Maliye Bakanı, "Kamu finansmanın gevşediğini söyleyen köşe kadılarının ya hesap bilmediklerini ya da dayak yemedikleri"ni iddia etti. Özetle hükümet, önümüzdeki dönemde "Düşük enflasyonu unutun!" dedi.”(Hürriyet, 12 Mayıs 08, s.8)
Gerçekten dedi mi?
Enflasyon boşlanacak mı?
Hükümet frenden ayağını çekiyor mu?
Seçime hazırlık mı bunlar?
Başbakan Özal"ı anımsıyorum. 1986 ara seçimlerinde Demirel"in yükselişini görünce, enflasyonla mücadeleyle ekonomide reformculuğa boş vermişti.
“Biz Hazine"nin kasasını dolduralım da, gelip Demirel mi harcasın?..” diyen bazı kurmaylarına uymuştu Özal.
Ve sonunda Özal da, “Şimdi seçim zamanı büyümeye gaz verelim, yoksa seçim kazanamayız” demiş ve enflasyon canavarını azdırarak Türkiye"ye hiç de iyilik yapmamıştı.
Şimdi sıra Erdoğan"da mı?
Dışarıda krizin derinleştiği, ham petrol varilinin 120 doları geçtiği, gıda ve metal fiyatlarının alıp başını gitmeye başladığı bir dönemde, daha hızlı büyümek (ve seçim kazanmak) adına enflasyona boş mu verilecek?
Hükümet bunun için mi IMF"yi de kapıya koymuş durumda? Seçimlere giderken IMF ayak bağı olmasın mı istiyor? Seçim meydanlarına, "IMF kartı"nı muhalefetin elinden alarak mı çıkmayı tasarlıyor?

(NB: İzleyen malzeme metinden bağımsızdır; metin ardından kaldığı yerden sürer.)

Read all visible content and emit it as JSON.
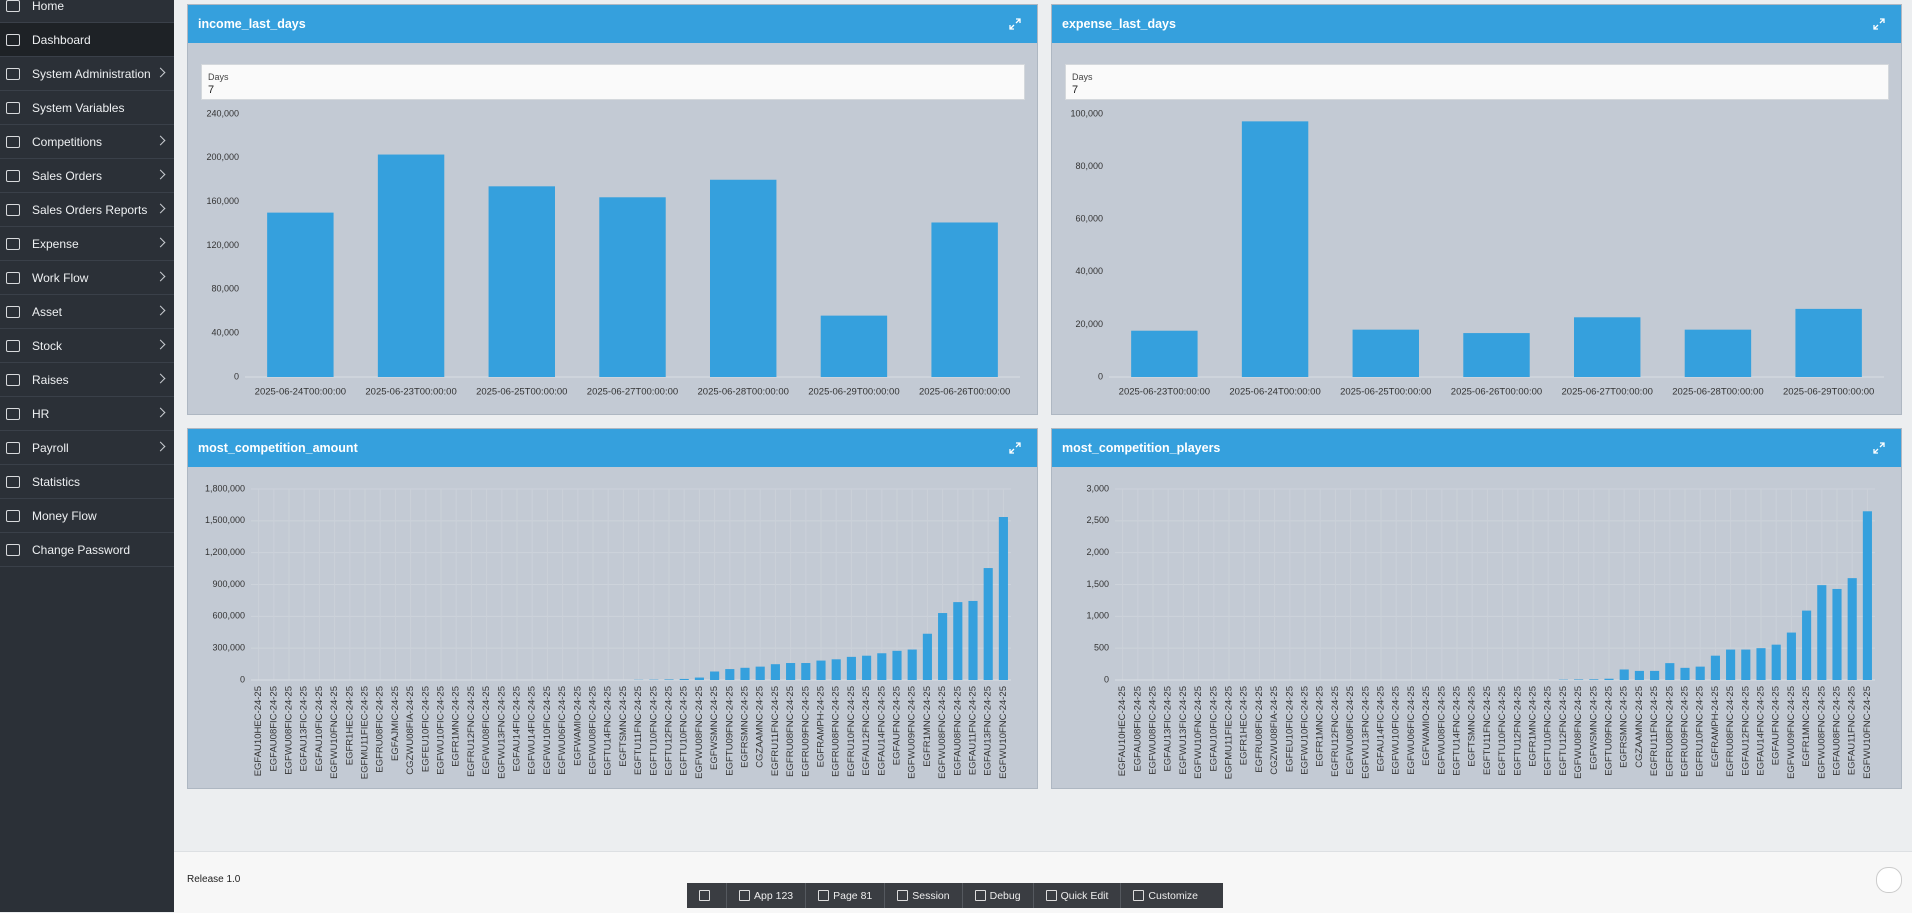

Bütün bu soru işaretlerinin çengeline haklı kuşku ve kaygılar dolanmış durumda. Hükümetin eğer böyle bir niyeti varsa, tehlikeli bir oyun içinde demektir.
Bu öylesine tehlikeli bir oyundur ki, hem kendini hem ekonomiyi berbat ederken, hem de milleti daha beter yoksullaştırırsın.
Bir de fark var eskiye göre:
Piyasanın sopası!
Eski devirlerde bu sopa pek o kadar güçlü değildi.
Ama bugün durum farklı.
Piyasalar, enflasyona boş verildiğini, mali disiplinin terkedileceğini hisseder hissetmez çok fena tepki verirler. Dolarını alıp dışarı giden arkasına bakmaz. Ve kur patladı mı, seçim sandığından çıkmak hayal olur.
Ne çabuk unutuluyor?
2002"nin kasım ayında halkın oylarıyla seçim sandığında kalarak havlu atan eskiler, 2001 krizinde önce piyasanın sopasını yiyenler değil mi?